Clifford Jack’s position gives him a unique perspective on the alternative investment space.
The longtime executive with Jackson National Life oversees the company’s retail investment business, which includes Curian Capital, its managed account platform. Throw in the roughly 3,800 registered representatives affiliated with National Planning Holdings, Jackson’s broker-dealer holding company, and he has a broad view of the industry, to say the least.
“We talk to a lot of advisors and their clients, as you might imagine,” Jack says. “What they’re most interested in is diversification and smoothing out volatility. Currently, it’s the series of returns that is most important to them.”
As it happens, alternatives can help, an allocation to which positions portfolios well for fiscal cliffs, anemic growth and other uncertainties in 2013 and beyond. And consumers are beginning to notice.
A report form Cogent Research released in the fall found that 78% of all advisors are using alternative investments within client portfolios, mainly for diversification purposes. In the institutional space, KPMG International reported over the summer that 50% of institutional investors surveyed said they intend to increase their allocations to alternatives, with some intending to allocate more than 10% of their total assets.
“There are more investment options, more competition and more liquidity,” Cliff says of the current crop of alternative offerings, noting that the latter will be “table stakes” for financial services companies looking to enter the retail alternative space.
“It will have to,” he adds, when asked if the march toward liquid alternatives will continue in 2013. “Most retail investors are not able to afford the lockup that is so readily available to institutions.”
Alternative investments were criticized by industry watchers and consumer advocates in the wake of the financial crisis in 2008 for not performing to expectations, with many supposedly non-correlated asset classes behaving in a correlated manner. Has the problem since been corrected, and can they be trusted if a significant downturn or even recession were to occur in the coming year?
“A lot of the products were long/short products, and they had more correlation,” says Tim Clift, chief investment strategist with Envestnet PMC. “It was these early adopters that had trouble. There are now over 1,000 alternative strategies available, which result in more choices in the types of product, which in-turn makes them more prepared for what might happen in 2013.
“Alts have evolved, and in my view they are better able to dampen volatility and are less correlated than the last crisis,” Jack adds. “Who knows what the next crisis will bring, and the next crisis won’t behave as the last, but we’re seeing an expansion of products in each category, as well as an expansion in the number of categories themselves.”
For example, he notes the rise in the number of options in the global macro fund category now available to consumers, but also sees new categories like credit investments taking hold.
“Long/short funds have been around forever, but now you have things like long/short credit funds,” Jack explains. “Also, there are various new categories that traditionally did not offer liquidity, but do now; private equity would be one.”
Clift notes the 20% correction markets experienced the in 2011, and argues market-neutral, equity arbitrage-type strategies help up particularly well.
“We’re seeing an increase in the number of alternative funds, and definitely in asset flows,” he adds. “Investors are looking for strategies that are separate from market direction.”

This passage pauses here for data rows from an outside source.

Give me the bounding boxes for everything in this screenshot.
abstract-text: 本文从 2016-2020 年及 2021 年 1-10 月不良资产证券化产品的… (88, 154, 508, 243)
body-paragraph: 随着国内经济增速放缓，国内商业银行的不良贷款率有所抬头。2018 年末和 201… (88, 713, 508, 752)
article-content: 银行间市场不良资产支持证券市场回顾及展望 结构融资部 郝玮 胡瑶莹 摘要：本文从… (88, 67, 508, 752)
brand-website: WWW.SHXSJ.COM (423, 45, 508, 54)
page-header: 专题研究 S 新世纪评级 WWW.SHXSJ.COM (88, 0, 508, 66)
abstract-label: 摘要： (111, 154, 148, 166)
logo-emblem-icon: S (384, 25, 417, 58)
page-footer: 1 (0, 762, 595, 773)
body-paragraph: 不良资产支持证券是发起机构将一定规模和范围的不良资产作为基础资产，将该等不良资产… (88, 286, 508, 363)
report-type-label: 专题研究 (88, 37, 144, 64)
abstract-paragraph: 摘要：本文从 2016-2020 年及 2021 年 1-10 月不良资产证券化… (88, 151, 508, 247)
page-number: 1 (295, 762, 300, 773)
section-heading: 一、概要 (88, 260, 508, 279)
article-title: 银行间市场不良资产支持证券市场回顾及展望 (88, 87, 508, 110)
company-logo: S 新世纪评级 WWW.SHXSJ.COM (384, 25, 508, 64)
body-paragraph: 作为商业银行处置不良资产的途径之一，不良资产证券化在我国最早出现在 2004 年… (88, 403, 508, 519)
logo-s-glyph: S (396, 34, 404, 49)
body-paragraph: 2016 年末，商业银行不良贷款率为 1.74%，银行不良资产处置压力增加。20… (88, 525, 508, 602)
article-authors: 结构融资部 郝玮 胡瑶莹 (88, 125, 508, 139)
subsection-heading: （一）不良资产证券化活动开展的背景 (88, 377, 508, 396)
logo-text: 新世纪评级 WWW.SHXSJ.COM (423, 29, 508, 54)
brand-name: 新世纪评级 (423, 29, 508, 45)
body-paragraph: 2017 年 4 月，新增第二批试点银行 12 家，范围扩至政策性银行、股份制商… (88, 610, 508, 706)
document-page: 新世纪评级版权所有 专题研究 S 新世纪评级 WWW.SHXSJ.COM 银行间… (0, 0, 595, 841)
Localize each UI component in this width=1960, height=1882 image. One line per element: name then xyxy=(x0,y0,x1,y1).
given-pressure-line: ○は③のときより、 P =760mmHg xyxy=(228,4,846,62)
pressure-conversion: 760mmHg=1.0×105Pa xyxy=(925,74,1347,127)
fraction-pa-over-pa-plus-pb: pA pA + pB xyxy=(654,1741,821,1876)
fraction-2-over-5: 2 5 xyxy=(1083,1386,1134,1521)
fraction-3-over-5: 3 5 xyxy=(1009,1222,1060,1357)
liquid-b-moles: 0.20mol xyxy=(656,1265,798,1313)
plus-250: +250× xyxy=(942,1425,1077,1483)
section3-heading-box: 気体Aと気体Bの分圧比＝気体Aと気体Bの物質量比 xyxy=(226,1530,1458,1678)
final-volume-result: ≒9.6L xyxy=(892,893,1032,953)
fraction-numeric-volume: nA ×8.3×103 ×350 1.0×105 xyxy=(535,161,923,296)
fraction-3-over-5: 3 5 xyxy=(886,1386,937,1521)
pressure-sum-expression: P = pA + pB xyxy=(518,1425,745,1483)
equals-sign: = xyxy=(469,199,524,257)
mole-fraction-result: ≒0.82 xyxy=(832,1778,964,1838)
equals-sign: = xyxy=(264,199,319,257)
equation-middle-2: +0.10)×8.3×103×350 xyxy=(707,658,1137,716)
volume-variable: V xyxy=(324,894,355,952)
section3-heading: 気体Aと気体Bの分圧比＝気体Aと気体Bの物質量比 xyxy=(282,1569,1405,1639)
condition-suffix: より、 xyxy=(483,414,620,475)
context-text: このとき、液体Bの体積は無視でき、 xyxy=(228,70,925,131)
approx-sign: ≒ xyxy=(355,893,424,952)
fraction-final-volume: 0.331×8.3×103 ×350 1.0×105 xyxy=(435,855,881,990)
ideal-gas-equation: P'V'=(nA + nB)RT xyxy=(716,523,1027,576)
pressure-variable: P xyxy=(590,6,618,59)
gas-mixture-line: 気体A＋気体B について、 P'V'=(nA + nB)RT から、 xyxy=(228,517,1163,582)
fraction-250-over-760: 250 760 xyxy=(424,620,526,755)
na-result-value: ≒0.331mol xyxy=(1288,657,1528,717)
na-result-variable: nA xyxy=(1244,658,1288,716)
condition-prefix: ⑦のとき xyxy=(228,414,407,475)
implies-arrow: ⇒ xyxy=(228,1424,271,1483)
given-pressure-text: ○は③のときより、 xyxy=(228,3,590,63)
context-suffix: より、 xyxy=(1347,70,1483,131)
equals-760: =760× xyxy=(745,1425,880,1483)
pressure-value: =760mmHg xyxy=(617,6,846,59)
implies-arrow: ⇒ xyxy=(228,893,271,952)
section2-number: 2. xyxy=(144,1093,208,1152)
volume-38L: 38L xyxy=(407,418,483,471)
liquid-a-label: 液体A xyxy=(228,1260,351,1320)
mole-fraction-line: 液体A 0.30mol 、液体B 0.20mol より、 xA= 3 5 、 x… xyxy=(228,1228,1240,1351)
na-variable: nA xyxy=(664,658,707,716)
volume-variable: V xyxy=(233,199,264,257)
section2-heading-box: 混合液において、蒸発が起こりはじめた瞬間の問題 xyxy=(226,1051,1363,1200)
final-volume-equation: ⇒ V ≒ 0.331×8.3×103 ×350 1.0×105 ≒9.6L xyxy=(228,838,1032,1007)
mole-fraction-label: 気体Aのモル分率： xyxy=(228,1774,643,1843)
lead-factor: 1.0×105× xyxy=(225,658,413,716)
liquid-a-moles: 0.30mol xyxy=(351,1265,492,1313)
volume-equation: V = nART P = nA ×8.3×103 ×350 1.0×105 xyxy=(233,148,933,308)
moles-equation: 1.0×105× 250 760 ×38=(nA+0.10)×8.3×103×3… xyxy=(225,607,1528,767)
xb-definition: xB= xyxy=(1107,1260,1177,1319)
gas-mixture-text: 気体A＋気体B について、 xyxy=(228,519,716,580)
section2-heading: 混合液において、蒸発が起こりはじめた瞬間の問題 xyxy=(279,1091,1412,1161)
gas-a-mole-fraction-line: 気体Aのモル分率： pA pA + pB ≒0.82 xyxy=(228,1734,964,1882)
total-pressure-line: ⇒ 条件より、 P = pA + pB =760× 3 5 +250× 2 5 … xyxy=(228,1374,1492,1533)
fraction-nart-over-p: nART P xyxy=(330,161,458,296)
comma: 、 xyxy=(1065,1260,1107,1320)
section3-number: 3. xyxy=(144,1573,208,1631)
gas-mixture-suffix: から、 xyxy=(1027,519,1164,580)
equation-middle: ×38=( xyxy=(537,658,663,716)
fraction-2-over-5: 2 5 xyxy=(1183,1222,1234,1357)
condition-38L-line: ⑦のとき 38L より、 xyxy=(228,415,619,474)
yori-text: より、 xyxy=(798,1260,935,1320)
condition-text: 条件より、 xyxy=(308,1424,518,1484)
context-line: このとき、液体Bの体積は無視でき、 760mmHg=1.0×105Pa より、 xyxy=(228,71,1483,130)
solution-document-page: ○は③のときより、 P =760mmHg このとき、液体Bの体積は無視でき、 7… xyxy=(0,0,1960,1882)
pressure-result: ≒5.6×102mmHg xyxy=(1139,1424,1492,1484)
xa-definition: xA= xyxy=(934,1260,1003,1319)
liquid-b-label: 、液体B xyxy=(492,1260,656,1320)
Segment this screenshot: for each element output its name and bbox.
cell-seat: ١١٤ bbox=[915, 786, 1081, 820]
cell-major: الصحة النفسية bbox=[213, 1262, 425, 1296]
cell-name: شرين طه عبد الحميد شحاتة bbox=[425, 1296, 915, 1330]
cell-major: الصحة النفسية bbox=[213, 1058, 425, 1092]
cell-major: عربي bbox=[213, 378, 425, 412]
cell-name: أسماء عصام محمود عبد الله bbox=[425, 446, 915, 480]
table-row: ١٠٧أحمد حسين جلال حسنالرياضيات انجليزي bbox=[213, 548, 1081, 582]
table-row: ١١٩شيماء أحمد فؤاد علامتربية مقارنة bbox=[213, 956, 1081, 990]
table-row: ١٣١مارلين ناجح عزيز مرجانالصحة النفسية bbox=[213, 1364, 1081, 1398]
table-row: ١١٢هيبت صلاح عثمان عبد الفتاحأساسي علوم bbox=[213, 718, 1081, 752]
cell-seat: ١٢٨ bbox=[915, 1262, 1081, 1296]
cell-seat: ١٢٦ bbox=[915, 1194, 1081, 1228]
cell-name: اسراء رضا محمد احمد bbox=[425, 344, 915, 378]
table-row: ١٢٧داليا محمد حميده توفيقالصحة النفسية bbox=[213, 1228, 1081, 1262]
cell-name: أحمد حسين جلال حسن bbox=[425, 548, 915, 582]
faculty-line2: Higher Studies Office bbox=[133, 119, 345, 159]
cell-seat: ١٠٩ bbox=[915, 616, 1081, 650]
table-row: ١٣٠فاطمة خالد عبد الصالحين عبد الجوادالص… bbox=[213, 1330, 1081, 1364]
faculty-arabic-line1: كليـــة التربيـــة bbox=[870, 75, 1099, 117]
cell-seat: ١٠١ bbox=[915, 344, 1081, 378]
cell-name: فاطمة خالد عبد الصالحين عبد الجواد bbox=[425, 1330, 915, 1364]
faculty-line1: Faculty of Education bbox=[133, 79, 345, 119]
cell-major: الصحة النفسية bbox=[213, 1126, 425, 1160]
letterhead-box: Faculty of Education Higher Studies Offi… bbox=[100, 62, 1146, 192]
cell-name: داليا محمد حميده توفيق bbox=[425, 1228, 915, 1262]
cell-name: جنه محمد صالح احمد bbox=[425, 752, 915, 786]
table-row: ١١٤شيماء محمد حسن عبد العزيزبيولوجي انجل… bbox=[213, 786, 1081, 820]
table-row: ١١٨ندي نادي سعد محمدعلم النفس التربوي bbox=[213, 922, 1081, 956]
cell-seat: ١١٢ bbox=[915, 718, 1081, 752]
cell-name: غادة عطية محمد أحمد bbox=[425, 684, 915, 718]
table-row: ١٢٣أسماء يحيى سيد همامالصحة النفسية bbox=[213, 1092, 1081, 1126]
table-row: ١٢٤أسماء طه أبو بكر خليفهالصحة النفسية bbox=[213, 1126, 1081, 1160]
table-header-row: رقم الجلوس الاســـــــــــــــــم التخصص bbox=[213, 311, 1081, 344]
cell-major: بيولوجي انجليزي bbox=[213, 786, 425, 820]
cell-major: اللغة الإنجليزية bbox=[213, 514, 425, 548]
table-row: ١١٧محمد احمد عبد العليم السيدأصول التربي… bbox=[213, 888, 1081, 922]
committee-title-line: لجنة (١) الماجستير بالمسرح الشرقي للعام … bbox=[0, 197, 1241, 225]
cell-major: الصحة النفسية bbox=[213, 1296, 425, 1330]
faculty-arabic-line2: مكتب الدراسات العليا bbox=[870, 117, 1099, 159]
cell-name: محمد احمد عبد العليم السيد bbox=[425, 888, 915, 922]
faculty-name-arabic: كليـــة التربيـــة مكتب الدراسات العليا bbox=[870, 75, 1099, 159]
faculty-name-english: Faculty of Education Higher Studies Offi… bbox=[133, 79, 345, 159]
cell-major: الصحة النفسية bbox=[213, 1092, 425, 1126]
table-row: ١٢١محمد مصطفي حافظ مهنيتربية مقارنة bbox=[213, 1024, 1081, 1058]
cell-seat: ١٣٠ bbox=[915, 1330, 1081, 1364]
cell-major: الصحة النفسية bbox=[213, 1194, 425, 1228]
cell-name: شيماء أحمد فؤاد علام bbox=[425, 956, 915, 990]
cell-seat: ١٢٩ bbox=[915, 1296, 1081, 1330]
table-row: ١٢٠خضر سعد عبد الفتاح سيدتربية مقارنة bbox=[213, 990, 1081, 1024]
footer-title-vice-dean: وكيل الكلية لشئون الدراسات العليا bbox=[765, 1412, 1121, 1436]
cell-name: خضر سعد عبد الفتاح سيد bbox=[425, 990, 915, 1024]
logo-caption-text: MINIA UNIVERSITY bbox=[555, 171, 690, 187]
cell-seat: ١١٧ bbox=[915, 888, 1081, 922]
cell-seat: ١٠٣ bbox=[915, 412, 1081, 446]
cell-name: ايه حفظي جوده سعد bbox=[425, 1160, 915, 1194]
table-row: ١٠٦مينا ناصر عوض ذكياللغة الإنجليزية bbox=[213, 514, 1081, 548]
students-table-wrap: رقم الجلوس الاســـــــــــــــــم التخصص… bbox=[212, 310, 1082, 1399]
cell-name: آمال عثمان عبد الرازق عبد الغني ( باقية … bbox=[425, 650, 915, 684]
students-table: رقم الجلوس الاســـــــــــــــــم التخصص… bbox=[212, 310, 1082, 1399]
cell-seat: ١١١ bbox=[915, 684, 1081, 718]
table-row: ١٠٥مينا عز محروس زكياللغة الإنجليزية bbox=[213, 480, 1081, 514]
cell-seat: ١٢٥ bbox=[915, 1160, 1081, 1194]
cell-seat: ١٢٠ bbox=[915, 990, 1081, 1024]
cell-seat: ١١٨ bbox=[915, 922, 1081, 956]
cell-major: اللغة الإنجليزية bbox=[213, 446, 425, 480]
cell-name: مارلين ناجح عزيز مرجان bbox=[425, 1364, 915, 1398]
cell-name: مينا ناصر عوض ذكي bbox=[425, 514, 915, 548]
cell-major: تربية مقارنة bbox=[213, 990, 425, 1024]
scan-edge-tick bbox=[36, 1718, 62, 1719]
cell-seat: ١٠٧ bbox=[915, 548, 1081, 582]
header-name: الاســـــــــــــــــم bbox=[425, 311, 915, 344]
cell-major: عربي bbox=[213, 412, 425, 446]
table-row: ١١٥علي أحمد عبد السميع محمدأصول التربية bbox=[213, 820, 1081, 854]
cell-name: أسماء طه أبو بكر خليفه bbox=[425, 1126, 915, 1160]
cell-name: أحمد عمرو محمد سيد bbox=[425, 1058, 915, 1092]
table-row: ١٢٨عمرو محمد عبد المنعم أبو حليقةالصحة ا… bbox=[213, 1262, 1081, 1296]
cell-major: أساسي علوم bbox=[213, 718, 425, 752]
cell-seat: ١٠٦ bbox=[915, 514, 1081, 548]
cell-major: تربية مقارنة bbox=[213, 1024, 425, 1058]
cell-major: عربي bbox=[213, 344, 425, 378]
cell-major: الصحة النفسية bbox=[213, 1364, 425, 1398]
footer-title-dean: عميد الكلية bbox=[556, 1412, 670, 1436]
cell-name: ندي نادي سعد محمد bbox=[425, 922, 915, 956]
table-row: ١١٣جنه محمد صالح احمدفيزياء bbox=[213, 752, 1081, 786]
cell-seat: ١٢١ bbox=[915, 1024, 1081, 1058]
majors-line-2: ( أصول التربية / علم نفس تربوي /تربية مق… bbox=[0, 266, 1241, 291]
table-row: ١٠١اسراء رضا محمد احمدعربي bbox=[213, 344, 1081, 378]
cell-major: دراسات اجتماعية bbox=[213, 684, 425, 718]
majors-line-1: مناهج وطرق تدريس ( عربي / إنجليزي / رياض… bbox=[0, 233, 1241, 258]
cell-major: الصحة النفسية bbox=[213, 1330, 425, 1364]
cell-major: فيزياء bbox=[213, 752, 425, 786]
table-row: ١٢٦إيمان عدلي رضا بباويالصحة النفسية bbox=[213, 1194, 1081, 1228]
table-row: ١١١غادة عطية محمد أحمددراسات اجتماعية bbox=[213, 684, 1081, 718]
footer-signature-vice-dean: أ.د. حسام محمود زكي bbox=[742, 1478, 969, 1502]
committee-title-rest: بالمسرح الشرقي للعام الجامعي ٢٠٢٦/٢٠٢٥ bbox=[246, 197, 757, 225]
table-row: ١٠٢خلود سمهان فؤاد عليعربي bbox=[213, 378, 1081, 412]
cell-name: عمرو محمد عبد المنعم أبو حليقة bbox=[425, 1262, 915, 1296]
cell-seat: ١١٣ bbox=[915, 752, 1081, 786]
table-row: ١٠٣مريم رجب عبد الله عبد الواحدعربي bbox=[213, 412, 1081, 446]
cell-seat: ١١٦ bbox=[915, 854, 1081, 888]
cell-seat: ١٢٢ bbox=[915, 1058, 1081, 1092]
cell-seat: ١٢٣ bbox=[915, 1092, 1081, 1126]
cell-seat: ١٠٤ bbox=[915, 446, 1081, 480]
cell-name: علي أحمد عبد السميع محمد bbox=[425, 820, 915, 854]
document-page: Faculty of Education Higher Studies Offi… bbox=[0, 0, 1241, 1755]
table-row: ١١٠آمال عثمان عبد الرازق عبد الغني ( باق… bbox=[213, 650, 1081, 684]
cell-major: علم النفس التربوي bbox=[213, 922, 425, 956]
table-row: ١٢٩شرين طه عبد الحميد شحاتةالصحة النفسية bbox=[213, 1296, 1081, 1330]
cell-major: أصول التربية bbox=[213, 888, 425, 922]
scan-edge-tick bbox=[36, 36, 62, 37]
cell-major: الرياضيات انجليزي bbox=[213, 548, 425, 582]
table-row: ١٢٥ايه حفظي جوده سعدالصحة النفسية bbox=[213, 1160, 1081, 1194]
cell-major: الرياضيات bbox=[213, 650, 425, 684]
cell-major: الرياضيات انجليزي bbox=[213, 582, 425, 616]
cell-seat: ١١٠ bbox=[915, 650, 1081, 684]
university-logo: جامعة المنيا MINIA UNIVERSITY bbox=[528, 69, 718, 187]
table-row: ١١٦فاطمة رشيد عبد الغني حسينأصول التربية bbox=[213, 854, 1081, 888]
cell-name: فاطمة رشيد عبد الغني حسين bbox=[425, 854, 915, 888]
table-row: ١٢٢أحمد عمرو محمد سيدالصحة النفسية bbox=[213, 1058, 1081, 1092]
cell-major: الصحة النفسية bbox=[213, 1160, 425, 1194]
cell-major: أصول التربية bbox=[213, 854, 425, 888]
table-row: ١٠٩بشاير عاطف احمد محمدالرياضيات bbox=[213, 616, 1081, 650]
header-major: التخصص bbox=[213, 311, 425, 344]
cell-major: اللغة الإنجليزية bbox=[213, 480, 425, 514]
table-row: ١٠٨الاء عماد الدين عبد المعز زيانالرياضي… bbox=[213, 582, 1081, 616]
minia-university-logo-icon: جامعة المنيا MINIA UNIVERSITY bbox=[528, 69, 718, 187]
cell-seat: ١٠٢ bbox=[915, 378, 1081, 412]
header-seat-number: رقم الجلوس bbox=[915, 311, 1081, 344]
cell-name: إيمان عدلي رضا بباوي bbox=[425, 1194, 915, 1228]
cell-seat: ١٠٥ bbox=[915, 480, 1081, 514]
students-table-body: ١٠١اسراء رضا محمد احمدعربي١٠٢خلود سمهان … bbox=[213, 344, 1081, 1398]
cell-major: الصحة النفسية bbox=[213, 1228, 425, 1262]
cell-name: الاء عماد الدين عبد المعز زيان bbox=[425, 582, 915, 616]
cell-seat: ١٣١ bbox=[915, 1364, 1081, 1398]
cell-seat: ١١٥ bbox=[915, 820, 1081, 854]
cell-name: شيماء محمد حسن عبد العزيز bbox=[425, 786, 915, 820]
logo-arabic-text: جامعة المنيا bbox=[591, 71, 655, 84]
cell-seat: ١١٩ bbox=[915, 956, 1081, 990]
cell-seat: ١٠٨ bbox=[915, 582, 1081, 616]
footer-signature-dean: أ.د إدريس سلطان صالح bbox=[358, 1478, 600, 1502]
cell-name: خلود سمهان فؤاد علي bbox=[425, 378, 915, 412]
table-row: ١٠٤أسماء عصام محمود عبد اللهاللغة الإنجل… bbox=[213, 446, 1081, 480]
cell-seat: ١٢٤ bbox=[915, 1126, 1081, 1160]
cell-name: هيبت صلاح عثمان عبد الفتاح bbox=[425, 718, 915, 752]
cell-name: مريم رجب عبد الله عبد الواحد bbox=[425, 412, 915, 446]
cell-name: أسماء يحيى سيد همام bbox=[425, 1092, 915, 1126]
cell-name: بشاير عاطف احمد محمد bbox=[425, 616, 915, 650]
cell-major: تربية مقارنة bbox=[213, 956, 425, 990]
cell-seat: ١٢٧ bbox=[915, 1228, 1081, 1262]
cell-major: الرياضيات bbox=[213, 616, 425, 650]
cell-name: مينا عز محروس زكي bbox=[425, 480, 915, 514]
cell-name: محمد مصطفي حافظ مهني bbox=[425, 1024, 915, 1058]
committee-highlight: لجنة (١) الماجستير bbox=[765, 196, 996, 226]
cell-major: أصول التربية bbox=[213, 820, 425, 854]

Clift especially sees interest in alternative strategies involving fixed income.
“Interest rate risk is a major concern at the moment,” he says. “Once interest rates rise it will be a significant problem, especially with so much currently allocated to that asset class. Until now, much of the product development in alts has been on the equity side, with not as much seen on the fixed income side. That will change going forward, he says.
Alternative investments are now the fourth major asset class [joining equities, fixed income and cash], Clift concludes.
“We recommend an allocation of 20%, but we’re only seeing allocations as an industry in the 3% to 5% range, so we still have a long way to go.